The spate of Maoist attacks in West Bengal, Jharkhand and Bihar is shocking. Maoist atrocities are on the increase and the governments at the Centre and the States appear ineffective. Despite the joint operations launched by the security forces, the wave of attacks by the ultras continues unabated. Their actions cause heavy damage to public property and infrastructure, and lead to a loss of human lives. It is as if we are in a war-like situation. The Centre should consider deploying the armed forces to combat the naxal menace as the police forces seem unable to put an end to it.

S. Nallasivan,


Maoists should be put down with an iron hand as almost all efforts to engage them in a dialogue have failed. They obstruct government agencies from carrying out development work. If naxalites are genuine about fighting for the cause of the unprivileged, they should provide them education and avenues for employment with the resources they spend on guns and landmines.

Prerna Prasad,


The attacks in the three States deserve to be condemned strongly. The government should eliminate the anti-social elements which are causing mayhem in the name of socialism, killing innocent people and damaging public property. It is time to act tough, not engage them in negotiations. All political parties, rights groups and the masses should support the government in its endeavour.

Syed Khaja,

New Delhi

Blasting rail tracks and telecommunication towers, destroying public property and killing people unscrupulously have become common for Maoists. The Centre should draw up a master plan involving all political parties to combat the naxalites and eliminate them once and for all. Though it is not an easy task, it should be done. Political parties should exercise restraint and cooperate with the government. Unless concrete steps are taken and implemented to combat terrorism, life and property will be in peril.

S.R. Krishnamurthy,


The latest spurt in naxal violence appears to be directly related to the stepped-up offensive by the Centre and the States against Maoists. The ultras always choose soft targets like telecommunication towers, railway track and isolated police stations to vent their ire. There appears to be some coordination among the Maoist groups operating in different States. Governments should involve the locals in the hunt for the leaders of the Maoist groups. The state should convince them that it is capable of winning the war against naxals, promising, at the same time, development, employment opportunities and improvement in their living conditions.

D.B.N. Murthy,


Maoist violence in recent weeks, taking a heavy toll and paralysing normal life in Bihar and Jharkhand, is a cause for serious concern. It shows how grave the threat is to internal security. If the naxalites are serious about addressing the social and economic deprivation of those they claim to represent and for whom they wage an armed struggle, they should abjure violence and enter the democratic mainstream like their counterparts in Nepal.

M. Jeyaram,


Maoists should immediately end their senseless violence. Their acts will only lead to the loss of sympathy among people. They should realise that the gun will not bring them power. The only option they have is to win over people in a democratic manner. It would be better for them to realise this before more lives are lost.

Duggaraju Srinivasa Rao,


Prime Minister Manmohan Singh’s statement that he is not in favour of using the armed forces against naxalites is shocking. What are we waiting for — more bloodbath? Do we want naxalism to spread its tentacles in the same way as terrorism?

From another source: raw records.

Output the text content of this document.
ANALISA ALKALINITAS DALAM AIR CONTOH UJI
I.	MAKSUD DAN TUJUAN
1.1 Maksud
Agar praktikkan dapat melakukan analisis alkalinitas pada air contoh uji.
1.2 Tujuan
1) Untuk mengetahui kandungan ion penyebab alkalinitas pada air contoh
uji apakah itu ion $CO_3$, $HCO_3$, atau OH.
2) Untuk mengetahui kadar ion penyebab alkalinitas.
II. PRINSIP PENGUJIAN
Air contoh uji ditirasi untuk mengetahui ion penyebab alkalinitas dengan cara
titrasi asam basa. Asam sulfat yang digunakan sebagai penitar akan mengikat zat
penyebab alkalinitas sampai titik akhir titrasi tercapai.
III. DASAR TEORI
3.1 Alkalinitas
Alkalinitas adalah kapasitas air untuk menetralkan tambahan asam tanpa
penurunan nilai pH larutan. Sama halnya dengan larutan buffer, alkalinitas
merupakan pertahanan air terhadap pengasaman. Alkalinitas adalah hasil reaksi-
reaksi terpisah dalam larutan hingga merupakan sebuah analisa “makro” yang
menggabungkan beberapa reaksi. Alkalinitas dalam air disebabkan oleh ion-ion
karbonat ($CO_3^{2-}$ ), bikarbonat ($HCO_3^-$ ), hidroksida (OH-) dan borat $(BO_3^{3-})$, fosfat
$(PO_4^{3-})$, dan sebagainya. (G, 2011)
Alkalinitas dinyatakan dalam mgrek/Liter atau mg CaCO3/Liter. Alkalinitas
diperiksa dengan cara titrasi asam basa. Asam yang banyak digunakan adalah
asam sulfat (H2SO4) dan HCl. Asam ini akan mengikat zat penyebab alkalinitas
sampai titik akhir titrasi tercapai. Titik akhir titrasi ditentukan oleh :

We should follow a ruthless approach towards naxalites who commit heinous crimes. National security should be our top priority. If the police are unable to tackle Maoists, what is the harm in deploying the armed forces?

Sonal Keshwani,

Udhamsingh Nagar

Dr. Singh’s observation that “the growth of naxalism in central India obliges us to look at what causes this sense of alienation among certain sections of the community, especially the tribal community” makes me recall Sunil Khilnani’s analogy in the context of India’s new prosperity (“Stop marketing India as a brand, says historian,” September 24). His reference to two traffic lanes — how the movement of traffic in one lane raises the hopes of those stuck in the next lane but quickly hope turns into frustration and anger as they watch their neighbours whiz past — is most relevant. It should help us understand the root cause of naxalism or, for that matter, any rebellion.

R.K. Murthy,


The real cause of internal and external threats is the fact that the government is in deep slumber. They will continue to exist as long as administrative inaction persists.

M.A. Sastry,


The poor, especially in the naxal-infested regions, think that the government is the greatest threat to their life and livelihood. Apart from the landlord and goonda mafia, police and government officials who patronise them for a fee regularly harass, detain and torture people to extract the lion’s share of their earnings. The people have no one, other than naxalites, to turn to for help and justice.

The media highlight only the excesses committed by the ultras. Has anyone counted the number of men and women tortured to death by the law-enforcing authorities? Is there any law the police follow in naxal areas?